The only relevant wording for VOLATILE in the Fortran 2003 standard is
in 5.1.2.16:

    The VOLATILE attribute specifies that an object may be referenced,
    defined, or become undefined, by means not specified by the program.

    NOTE 5.21
    The Fortran processor should use the most recent definition of a
    volatile object when a value is required. Likewise, it should make
    the most recent Fortran definition available. It is the programmer's
    responsibility to manage the interactions with the non-Fortran
    processes.

It requires a leap of faith to assume that it will have inter-image
atomicicity (let alone synchronicity) properties.  And, anyway, the
WHOLE support for multiple images was a Cray extension, and so was
necessarily outside the standard!  Any experienced programmer will
look in the processor-dependent section for what semantics can be
assumed for VOLATILE coarrays - and there wasn't any - so almost all
experienced programmers would avoid them like the plague.

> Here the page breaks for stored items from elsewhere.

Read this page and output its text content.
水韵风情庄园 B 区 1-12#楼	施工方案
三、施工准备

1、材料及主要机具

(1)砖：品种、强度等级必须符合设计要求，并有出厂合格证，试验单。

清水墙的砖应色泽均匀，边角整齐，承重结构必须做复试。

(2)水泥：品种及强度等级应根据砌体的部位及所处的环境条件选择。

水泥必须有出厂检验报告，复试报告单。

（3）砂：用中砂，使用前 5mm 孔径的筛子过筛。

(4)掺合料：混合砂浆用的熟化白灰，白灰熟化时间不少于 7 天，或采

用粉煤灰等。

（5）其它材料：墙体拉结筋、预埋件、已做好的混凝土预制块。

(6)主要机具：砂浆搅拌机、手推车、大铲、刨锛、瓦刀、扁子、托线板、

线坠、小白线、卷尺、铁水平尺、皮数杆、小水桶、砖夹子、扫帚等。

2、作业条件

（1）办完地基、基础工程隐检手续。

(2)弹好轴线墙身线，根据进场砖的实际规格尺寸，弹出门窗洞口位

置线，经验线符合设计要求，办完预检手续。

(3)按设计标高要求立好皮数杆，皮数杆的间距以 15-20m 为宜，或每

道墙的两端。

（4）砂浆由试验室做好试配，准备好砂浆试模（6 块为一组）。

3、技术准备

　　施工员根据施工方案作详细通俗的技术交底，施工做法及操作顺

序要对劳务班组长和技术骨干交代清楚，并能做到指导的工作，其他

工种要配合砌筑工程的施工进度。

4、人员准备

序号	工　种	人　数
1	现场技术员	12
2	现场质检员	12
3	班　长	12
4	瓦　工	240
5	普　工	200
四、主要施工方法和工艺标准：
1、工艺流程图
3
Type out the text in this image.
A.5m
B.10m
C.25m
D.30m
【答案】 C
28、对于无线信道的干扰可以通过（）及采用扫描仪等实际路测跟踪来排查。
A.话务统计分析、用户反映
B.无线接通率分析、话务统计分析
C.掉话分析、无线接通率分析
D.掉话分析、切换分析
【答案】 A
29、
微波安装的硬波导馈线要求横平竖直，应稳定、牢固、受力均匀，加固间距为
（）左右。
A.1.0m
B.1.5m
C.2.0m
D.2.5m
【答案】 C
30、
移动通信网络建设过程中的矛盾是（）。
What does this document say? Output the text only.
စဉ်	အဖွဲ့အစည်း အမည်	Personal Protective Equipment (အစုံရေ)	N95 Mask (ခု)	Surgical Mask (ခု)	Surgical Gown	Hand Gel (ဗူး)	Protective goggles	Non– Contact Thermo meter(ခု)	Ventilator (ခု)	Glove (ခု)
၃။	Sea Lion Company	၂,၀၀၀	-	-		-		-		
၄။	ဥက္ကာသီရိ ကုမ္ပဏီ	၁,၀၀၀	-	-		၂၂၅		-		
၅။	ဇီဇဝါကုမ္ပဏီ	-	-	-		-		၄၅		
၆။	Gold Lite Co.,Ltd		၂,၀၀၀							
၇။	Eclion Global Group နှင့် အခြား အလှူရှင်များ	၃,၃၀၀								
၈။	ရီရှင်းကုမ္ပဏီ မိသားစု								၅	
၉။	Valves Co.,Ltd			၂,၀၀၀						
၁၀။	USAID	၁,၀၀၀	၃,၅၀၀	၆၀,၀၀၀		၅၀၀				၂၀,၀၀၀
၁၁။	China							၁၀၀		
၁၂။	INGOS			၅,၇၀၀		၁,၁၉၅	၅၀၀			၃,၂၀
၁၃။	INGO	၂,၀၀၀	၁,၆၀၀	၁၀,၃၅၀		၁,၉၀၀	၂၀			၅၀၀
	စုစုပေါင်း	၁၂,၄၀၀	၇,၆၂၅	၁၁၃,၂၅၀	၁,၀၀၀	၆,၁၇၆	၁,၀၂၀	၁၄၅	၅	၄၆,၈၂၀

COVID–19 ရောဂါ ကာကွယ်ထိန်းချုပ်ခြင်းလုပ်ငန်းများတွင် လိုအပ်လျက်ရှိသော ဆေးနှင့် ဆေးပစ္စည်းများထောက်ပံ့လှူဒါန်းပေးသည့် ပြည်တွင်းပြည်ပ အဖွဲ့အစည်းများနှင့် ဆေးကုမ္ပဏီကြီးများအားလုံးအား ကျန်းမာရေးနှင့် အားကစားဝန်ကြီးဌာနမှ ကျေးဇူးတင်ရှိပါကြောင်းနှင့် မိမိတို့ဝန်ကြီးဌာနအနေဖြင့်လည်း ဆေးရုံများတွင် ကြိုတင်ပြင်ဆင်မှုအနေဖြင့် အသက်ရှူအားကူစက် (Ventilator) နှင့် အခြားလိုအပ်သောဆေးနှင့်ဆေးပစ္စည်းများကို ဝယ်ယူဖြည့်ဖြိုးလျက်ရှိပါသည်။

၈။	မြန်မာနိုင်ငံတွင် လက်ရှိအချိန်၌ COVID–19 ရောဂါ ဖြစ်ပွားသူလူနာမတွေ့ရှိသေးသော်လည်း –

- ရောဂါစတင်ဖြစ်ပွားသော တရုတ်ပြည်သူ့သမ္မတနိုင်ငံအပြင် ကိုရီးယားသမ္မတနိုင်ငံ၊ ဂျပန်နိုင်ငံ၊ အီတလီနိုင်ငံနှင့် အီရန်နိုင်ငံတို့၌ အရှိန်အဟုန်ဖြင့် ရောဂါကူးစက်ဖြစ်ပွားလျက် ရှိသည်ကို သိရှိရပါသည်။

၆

Sorry, no, that does NOT count as providing enough documentation to
claim that there is significant experience by ordinary users.

>I'd argue that in the case of ScaLAPACK and HPF, the difficulty of 
>understanding how to write the program in the first place was a bigger 
>cause of failure than debugging.

You might.  It's not my experience.

>By comparison, I think OpenMP has been 
>widely successful for local (i.e. within image) shared-memory 
>parallelism.  The advent of multi-core chips has increased its usage.

That is not my experience, either.

>While there are some performance issues, and serious scaling 
>limitations, I think the OpenMP crowd can feel pretty good about its 
>acceptance. It's in enough benchmarks that vendors are essentially 
>forced to support it.

When I first came to specify it in a procurement, I had to write my own
benchmarks because there were NO open source OpenMP programs around.
There are now a few, but its acceptance is still very poor.  It is still
very much second to MPI, even on shared-memory systems.

>It has even affected MPI non-blocking
>> transfers; I have no feel for what has prevented MPI one-sided transfers
>> from taking off.
>
>I suspect it is partly inertia. Some who need one-sided transfers 
>already have access to coarrays or UPC which are a lot easier to code 
>than MPI. Others have been using Shmem for years, and see no point in 
>converting.

(a) That doesn't apply to MPI non-blocking transfers and (b) several of
the people I know of converted from their SHMEM code to MPI blocking calls
precisely because they couldn't debug their program when they needed to
move to a new system.


Regards,
Nick Maclaren,
University of Cambridge Computing Service,
New Museums Site, Pembroke Street, Cambridge CB2 3QH, England.